R82-3) L’homme avance devant moi
(D’après : « Il a laissé une très belle image de lui ». Course, traîne, père, mélasse)
PÈRE ET FILS
L’homme avance devant moi. Ou plutôt, c’est moi qui cours derrière lui, mais plus je m’efforce de le rattraper plus la distance entre nous grandit. J’en éprouve d’autant plus de contrariété que cet homme (j’en prends conscience peu à peu, jusqu’à ce que cela s’impose à moi dans toute sa force) se trouve être mon père.
Ce n’est pas à sa silhouette que je le reconnais (à vrai dire je ne peux pas l’approcher de suffisamment près pour distinguer ses formes) mais à la sorte de traîne immense qu’il laisse derrière lui, faite d’une matière étrange qui tient autant, pour les reflets qu’elle présente, du verre étamé ou de l’eau dormante, que, pour ce qui est de sa consistance, de l’huile ou du sang frais.
C’est dans cette matière visqueuse, gluante, mucilagineuse que je patauge. Pas d’autre possibilité pour moi en effet, si je veux avoir une chance de rattraper mon père, que de plonger dans cette nappe grasse et poisseuse où mes jambes peinent toujours davantage à se mouvoir. D’autant qu’à mesure que je m’enfonce en elle et m’essouffle m’apparaissent ça et là différentes traînées plus ou moins colorées, dont je perçois immédiatement qu’il s’agit, matérialisés, des traits de caractère de celui après qui je cours.
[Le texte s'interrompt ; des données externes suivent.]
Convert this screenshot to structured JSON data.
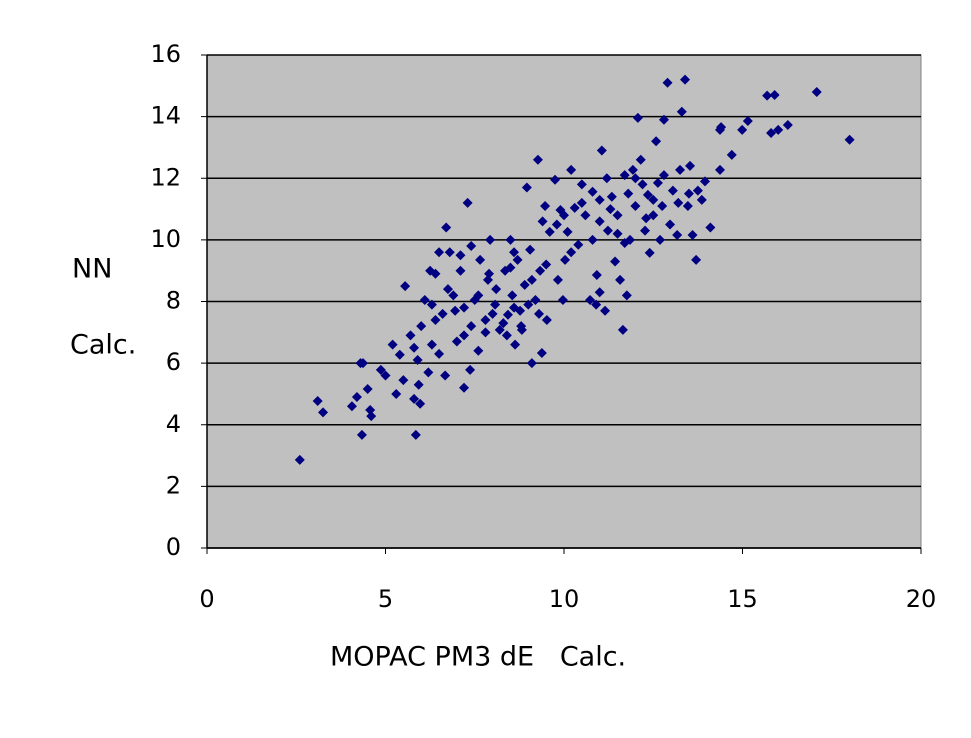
{
  "chart_data": {
    "type": "scatter",
    "xlabel": "MOPAC PM3 dE   Calc.",
    "ylabel": [
      "NN",
      "Calc."
    ],
    "xlim": [
      0,
      20
    ],
    "xticks": [
      0,
      5,
      10,
      15,
      20
    ],
    "ylim": [
      0,
      16
    ],
    "yticks": [
      0,
      2,
      4,
      6,
      8,
      10,
      12,
      14,
      16
    ],
    "grid": true,
    "background": "#c0c0c0",
    "color": "#000080",
    "x": [
      2.6,
      3.1,
      3.25,
      4.06,
      4.2,
      4.34,
      4.37,
      4.5,
      4.57,
      4.6,
      4.87,
      5.0,
      5.2,
      5.4,
      5.55,
      5.5,
      5.7,
      5.8,
      5.85,
      5.9,
      5.97,
      5.93,
      6.1,
      6.25,
      6.3,
      6.4,
      6.5,
      6.67,
      6.7,
      6.75,
      6.95,
      7.1,
      7.2,
      7.2,
      7.3,
      7.37,
      7.4,
      7.5,
      7.6,
      7.65,
      7.8,
      7.87,
      7.93,
      8.07,
      8.2,
      8.35,
      8.43,
      8.5,
      8.55,
      8.63,
      8.7,
      8.77,
      8.82,
      8.9,
      8.96,
      9.05,
      9.1,
      9.2,
      9.27,
      9.33,
      9.38,
      9.47,
      9.52,
      9.6,
      9.75,
      9.83,
      9.9,
      9.97,
      10.03,
      10.1,
      10.2,
      10.3,
      10.4,
      10.5,
      10.6,
      10.73,
      10.8,
      10.92,
      11.0,
      11.06,
      11.15,
      11.23,
      11.34,
      11.43,
      11.5,
      11.57,
      11.65,
      11.7,
      11.76,
      11.85,
      11.93,
      12.0,
      12.07,
      12.15,
      12.27,
      12.35,
      12.4,
      12.5,
      12.58,
      12.63,
      12.69,
      12.75,
      12.8,
      12.9,
      12.97,
      13.05,
      13.17,
      13.25,
      13.3,
      13.39,
      13.47,
      13.53,
      13.6,
      13.7,
      13.75,
      13.86,
      13.95,
      14.1,
      14.37,
      14.37,
      14.4,
      14.7,
      14.99,
      15.15,
      15.69,
      15.9,
      15.8,
      16.0,
      16.27,
      17.08,
      18.0,
      7.8,
      8.0,
      8.3,
      8.6,
      8.8,
      9.0,
      8.4,
      8.1,
      7.9,
      8.5,
      9.1,
      9.3,
      7.6,
      7.2,
      6.9,
      6.6,
      6.3,
      6.0,
      5.8,
      6.2,
      6.5,
      7.0,
      7.4,
      10.0,
      10.5,
      11.0,
      11.3,
      11.8,
      12.2,
      12.5,
      11.5,
      10.8,
      10.2,
      9.5,
      9.8,
      11.2,
      12.0,
      12.8,
      13.2,
      13.5,
      12.3,
      11.7,
      10.9,
      11.0,
      9.4,
      8.6,
      7.1,
      6.8,
      6.4,
      5.3,
      4.3
    ],
    "y": [
      2.86,
      4.77,
      4.4,
      4.6,
      4.9,
      3.67,
      6.0,
      5.16,
      4.48,
      4.28,
      5.78,
      5.6,
      6.6,
      6.27,
      8.5,
      5.45,
      6.9,
      4.84,
      3.67,
      6.1,
      4.68,
      5.3,
      8.05,
      9.0,
      6.6,
      7.4,
      9.6,
      5.6,
      10.4,
      8.4,
      7.7,
      9.0,
      6.9,
      5.2,
      11.2,
      5.78,
      9.8,
      8.05,
      6.4,
      9.35,
      7.4,
      8.7,
      10.0,
      7.9,
      7.08,
      9.0,
      7.57,
      10.0,
      8.2,
      6.6,
      9.35,
      7.7,
      7.08,
      8.54,
      11.7,
      9.68,
      6.0,
      8.05,
      12.6,
      9.0,
      6.33,
      11.1,
      7.4,
      10.26,
      11.95,
      8.7,
      10.97,
      8.05,
      9.35,
      10.26,
      12.27,
      11.04,
      9.84,
      11.8,
      10.8,
      8.05,
      11.56,
      8.86,
      11.3,
      12.9,
      7.7,
      10.3,
      11.4,
      9.3,
      10.8,
      8.7,
      7.08,
      12.1,
      8.2,
      10.0,
      12.27,
      11.1,
      13.96,
      12.6,
      10.3,
      11.46,
      9.58,
      10.8,
      13.2,
      11.85,
      10.0,
      11.1,
      13.9,
      15.1,
      10.5,
      11.6,
      10.16,
      12.27,
      14.16,
      15.2,
      11.1,
      12.4,
      10.16,
      9.35,
      11.6,
      11.3,
      11.9,
      10.4,
      12.27,
      13.57,
      13.66,
      12.76,
      13.57,
      13.86,
      14.68,
      14.7,
      13.47,
      13.57,
      13.73,
      14.8,
      13.25,
      7.0,
      7.6,
      7.3,
      7.8,
      7.2,
      7.9,
      6.9,
      8.4,
      8.9,
      9.1,
      8.7,
      7.6,
      8.2,
      7.8,
      8.2,
      7.6,
      7.9,
      7.2,
      6.5,
      5.7,
      6.3,
      6.7,
      7.2,
      10.8,
      11.2,
      10.6,
      11.0,
      11.5,
      11.8,
      11.3,
      10.2,
      10.0,
      9.6,
      9.2,
      10.5,
      12.0,
      12.0,
      12.1,
      11.2,
      11.5,
      10.7,
      9.9,
      7.9,
      8.3,
      10.6,
      9.6,
      9.5,
      9.6,
      8.9,
      5.0,
      6.0
    ]
  }
}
Oui, c’est en mon père — non seulement dans son corps mais dans ses pensées les plus intimes — que je barbotte, j’en ai la conviction. Toute cette immense traîne, c’est sa personne tout entière, avec ses secrets, ses douleurs et ses joies, ses rêves que peu à peu il abandonne. À chacun de ses pas, il se défait un peu plus de lui-même, s’offrant ainsi dans le même temps à mon piétinement et à mon exploration.
Je constate d’ailleurs que sa silhouette s’amenuise progressivement. Je ne vois bientôt plus de lui, au loin, que le haut de son corps qui paraît flotter à la surface des eaux, peut-être même s’y enfoncer ; eaux dans lesquelles moi-même je me noie d’ailleurs lentement, avec la certitude de plus en plus nette que nous sommes voués tous les deux, mon père et moi, non seulement à disparaître, mais à le faire en même temps, comme avalés par la même gueule. Comme si, à mesure de ma progression, je me délestais moi aussi de mon propre corps, et l’abandonnais à mes successeurs — sans doute déjà eux-mêmes lancés à notre poursuite, et donc déjà eux aussi pris dans la même glutineuse mélasse.